19. März 2022, 00:04 Uhr
Die Rolle der Sanktionen im Ukraine-Krieg
Walter Summersberger Bild: JKU

LINZ. Wie kann die Sicherheit in der Ukraine wiederhergestellt werden? Mit dieser Frage beschäftigten sich vier Experten bei einem Onlinegespräch der JKU. Der Hamburger Rechtsanwalt Lothar Harings und Professor Sigmar Stadlmeier suchten die Antwort in Sanktionen und Völkerrecht.

"Die Staatenpraxis zeigt, dass Sanktionen ein legitimes Mittel sein können, um ihrerseits Völkerrechtsverletzungen oder Menschenrechtsverletzungen in dem sanktionierten Staat entgegenzuwirken", sagt Walter Summersberger vom JKU-Forschungsinstitut für Zoll- und Außenwirtschaftsrecht. Sanktionen seien immer eine "Ultima ratio", wenn Verhandlungen, wenn auch nur zunächst, gescheitert sind.

Die Rolle der Sanktionen im Ukraine-Krieg
Lothar Harings Bild: JKU

Doch wie scharf müssen Sanktionen sein, um Russland wirklich von der Weiterführung des Angriffskriegs abzuhalten? "Die schärfste Sanktion wäre das viel diskutierte Einfuhrverbot für Erdöl und Erdgas aus Russland", sagt Lothar Harings. "Auch ein komplettes Importverbot für Ursprungswaren aus Russland wie derzeit etwa für die Krim wäre denkbar." Je stärker die Maßnahmen, desto größer seien aber auch die Auswirkungen auf die EU-Wirtschaft.

Mehr zur Debatte der beiden Experten über die Sanktionen:

Wie sind die Sanktionen völkerrechtlich vertretbar? Welche Art von Sanktionen gibt es?

Wie weit können Sanktionen gehen? Welche Bereiche dürfen sie betreffen, ohne als völkerrechtswidrig zu gelten?

Sanktionen sind im Völkerrecht anerkannt. Wenn sie auf einen Beschluss des UN-Sicherheitsrats gestützt werden, haben sie eine völkerrechtliche Legitimation durch den UN-Sicherheitsrat. Der Gegenschluss, dass Sanktionen, die nicht auf einem UN-Sicherheitsratsbeschluss beruhen, völkerrechtswidrig wären, lässt sich aber nicht ziehen. Die Staatenpraxis zeigt, dass Sanktionen ein legitimes Mittel sein können, um ihrerseits Völkerrechtsverletzungen oder Menschenrechtsverletzungen in dem sanktionierten Staat entgegenzuwirken. 

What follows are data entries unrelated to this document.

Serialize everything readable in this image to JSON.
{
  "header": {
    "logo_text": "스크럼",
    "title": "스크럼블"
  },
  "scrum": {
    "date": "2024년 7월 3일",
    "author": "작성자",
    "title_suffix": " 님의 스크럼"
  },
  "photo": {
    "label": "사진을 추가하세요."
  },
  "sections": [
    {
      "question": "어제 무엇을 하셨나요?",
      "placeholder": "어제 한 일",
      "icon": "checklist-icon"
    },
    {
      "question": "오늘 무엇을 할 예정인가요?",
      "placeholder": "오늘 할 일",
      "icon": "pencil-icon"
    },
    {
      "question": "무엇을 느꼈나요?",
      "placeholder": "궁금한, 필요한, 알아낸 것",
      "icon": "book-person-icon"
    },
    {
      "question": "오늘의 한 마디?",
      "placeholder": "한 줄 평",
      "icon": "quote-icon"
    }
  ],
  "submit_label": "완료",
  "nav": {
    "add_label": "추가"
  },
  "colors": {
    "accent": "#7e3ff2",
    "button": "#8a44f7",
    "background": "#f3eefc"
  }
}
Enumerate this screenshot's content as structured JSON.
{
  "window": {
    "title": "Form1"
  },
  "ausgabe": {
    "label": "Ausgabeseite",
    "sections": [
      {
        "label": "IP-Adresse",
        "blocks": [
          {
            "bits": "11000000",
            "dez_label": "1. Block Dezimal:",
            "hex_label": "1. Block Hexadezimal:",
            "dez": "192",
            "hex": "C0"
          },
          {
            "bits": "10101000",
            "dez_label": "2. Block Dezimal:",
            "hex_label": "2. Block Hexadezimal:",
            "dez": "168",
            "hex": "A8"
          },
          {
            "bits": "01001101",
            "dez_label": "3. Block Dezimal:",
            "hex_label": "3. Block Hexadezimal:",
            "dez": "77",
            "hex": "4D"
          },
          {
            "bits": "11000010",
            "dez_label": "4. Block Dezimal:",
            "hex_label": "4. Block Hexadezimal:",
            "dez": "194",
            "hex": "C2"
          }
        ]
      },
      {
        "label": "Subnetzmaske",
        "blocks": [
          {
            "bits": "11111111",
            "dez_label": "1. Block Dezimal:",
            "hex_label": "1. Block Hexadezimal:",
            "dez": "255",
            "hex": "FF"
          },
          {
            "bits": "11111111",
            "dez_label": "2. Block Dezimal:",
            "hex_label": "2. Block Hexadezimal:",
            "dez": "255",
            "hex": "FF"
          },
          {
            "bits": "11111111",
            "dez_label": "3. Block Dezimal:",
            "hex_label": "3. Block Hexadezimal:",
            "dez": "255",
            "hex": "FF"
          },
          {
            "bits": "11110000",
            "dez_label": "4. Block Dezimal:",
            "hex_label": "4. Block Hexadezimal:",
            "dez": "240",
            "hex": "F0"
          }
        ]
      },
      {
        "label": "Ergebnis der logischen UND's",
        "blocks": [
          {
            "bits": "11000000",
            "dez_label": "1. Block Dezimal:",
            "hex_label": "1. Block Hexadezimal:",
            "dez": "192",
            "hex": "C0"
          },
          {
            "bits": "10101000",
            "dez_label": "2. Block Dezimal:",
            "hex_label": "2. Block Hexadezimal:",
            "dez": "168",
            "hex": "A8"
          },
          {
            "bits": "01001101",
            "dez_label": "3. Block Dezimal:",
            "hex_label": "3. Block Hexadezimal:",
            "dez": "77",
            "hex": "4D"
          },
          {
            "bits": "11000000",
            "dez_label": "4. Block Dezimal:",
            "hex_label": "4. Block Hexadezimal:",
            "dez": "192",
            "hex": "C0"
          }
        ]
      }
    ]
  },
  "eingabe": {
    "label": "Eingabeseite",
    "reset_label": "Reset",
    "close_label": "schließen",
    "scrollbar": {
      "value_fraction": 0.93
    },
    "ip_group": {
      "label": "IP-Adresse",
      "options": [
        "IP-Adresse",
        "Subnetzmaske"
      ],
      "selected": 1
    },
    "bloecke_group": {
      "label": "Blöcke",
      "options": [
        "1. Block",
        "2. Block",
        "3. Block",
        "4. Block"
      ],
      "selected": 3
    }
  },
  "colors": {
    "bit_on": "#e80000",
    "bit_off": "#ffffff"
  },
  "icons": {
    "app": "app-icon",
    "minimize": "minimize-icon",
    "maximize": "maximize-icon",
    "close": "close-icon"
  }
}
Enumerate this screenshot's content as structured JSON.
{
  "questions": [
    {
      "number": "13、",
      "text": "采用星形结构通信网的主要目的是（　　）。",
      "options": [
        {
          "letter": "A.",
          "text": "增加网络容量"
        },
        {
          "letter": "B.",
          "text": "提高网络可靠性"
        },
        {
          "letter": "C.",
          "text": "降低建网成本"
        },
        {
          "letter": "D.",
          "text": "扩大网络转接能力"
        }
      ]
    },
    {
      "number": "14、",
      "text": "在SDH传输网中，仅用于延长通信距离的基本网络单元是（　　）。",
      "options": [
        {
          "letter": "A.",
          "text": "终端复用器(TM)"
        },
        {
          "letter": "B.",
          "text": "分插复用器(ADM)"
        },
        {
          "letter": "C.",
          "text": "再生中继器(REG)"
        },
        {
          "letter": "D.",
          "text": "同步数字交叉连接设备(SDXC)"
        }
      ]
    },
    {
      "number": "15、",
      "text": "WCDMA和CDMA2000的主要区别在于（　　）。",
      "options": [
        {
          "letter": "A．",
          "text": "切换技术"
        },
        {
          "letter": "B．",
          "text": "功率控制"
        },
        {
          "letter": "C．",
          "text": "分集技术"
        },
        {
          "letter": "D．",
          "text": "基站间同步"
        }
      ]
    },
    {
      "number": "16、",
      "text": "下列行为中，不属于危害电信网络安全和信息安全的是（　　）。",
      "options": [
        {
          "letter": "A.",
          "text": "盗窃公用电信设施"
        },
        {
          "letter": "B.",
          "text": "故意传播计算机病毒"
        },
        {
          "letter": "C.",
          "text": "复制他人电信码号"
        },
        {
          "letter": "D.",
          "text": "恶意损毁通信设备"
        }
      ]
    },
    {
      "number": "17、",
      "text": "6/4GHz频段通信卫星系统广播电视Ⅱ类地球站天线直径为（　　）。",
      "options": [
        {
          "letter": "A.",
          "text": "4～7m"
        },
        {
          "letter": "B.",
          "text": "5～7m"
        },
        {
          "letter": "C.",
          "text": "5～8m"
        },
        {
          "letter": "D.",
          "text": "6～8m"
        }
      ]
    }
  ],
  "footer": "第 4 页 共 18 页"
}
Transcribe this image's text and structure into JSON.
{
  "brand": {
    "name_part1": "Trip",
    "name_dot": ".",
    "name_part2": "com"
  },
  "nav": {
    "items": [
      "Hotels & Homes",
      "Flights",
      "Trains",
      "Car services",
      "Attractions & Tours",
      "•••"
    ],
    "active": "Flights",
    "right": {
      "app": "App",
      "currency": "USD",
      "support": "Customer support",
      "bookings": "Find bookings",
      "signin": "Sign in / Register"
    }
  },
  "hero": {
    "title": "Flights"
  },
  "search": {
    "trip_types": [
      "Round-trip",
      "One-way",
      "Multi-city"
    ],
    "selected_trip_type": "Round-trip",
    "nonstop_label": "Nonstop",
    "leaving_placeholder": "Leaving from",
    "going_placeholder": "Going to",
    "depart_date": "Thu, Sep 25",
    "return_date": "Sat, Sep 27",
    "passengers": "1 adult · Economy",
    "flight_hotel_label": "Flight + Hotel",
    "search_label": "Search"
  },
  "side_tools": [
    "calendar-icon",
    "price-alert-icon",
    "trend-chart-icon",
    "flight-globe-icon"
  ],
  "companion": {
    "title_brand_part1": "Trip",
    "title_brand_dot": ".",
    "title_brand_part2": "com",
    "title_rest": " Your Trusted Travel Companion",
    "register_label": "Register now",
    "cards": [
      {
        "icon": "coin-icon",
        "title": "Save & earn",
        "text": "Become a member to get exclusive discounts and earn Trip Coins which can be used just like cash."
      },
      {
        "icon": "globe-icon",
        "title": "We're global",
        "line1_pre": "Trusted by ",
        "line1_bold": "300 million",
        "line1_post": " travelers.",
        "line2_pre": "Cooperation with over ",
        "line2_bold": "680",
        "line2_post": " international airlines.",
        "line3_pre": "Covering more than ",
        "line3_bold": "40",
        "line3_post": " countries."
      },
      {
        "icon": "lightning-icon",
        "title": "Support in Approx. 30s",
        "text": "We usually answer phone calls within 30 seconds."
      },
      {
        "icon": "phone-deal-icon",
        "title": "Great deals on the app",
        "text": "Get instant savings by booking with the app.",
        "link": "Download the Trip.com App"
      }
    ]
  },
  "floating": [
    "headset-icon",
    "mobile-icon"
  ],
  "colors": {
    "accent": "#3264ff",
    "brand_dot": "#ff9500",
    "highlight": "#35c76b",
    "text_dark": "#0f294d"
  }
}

Es gibt verschiedene Arten von Embargos/Sanktionen, angefangen vom Waffenembargo, Embargos gegenüber verschiedenen Wirtschaftszweigen (Luftfahrt, Schiffahrt, Energie, Banken, Versicherungen etc.) und Technologieprodukten  und Personen bis hin zum Luxusgüterembargo, das in der letzten Sanktionsrunde der EU verhängt worden ist. Besondere Bedeutung kommt den sog. Listungen von Personen und Unternehmen zu, die ein Einfrieren des Vermögens und das Verbot, gelisteten Personen unmitelbar oder mittelbar wirtschaftliche Ressourcen zuzuwenden, beinhalten. Die EU hat in den letzten Jahren sog. „smart sanctions“ erlassen, also Sanktionen, die zielgerichtet die Wirtschaft und Entscheidungsträger im sanktionierten Land treffen sollen, ohne jedoch die Zivilbevölkerung zu sehr in Mitleidenschaft zu ziehen – gänzlich verhindern lässt sich das allerdings nicht, da Sanktionen sich immer auf die wirtschaftliche Situation insgesamt in einem Land auswirken und etwa zu Inflation, Arbeitslosigkeit und einem Rückgang des Wohlstands führen (sollen). Diese Entwicklung kann man schon jetzt in Russland bemerken: Die russische Wirtschaft ist derzeit gelähmt.

 

Sind Sanktionen ein probates Mittel, um Konfrontationen vorzubeugen oder zögern sie sie lediglich hinaus?

Sanktionen sind immer „ultima ratio“, wenn Verhandlungen (zunächst) gescheitert sind. Sie können die technologische Entwicklung und die Ressourcen in einem Land treffen, haben aber selten wirklich im entscheidenden Sinn den Einfluss, Konfrontationen zu vermeiden oder unmittelbar zu beenden – sie sind ein Baustein in der internationalen Sicherheitspolitik. Sie sind aber jedenfalls kriegsvermeidend, weil ein Scheitern von Verhandlungen nicht automatisch zu kriegerischen Konflikten führt, sozusagen eine Zwischenstufe eingezogen wird, die wiederum Verhandlungsbereitschaft auslösen kann.

 

Welche Sanktionen gegen Russland wären weiterhin denkbar? Kann der Katalog noch ausgebaut werden? Persönliche Einschätzung: Werden die Sanktionen Putins Handeln eindämmen? Gar beenden?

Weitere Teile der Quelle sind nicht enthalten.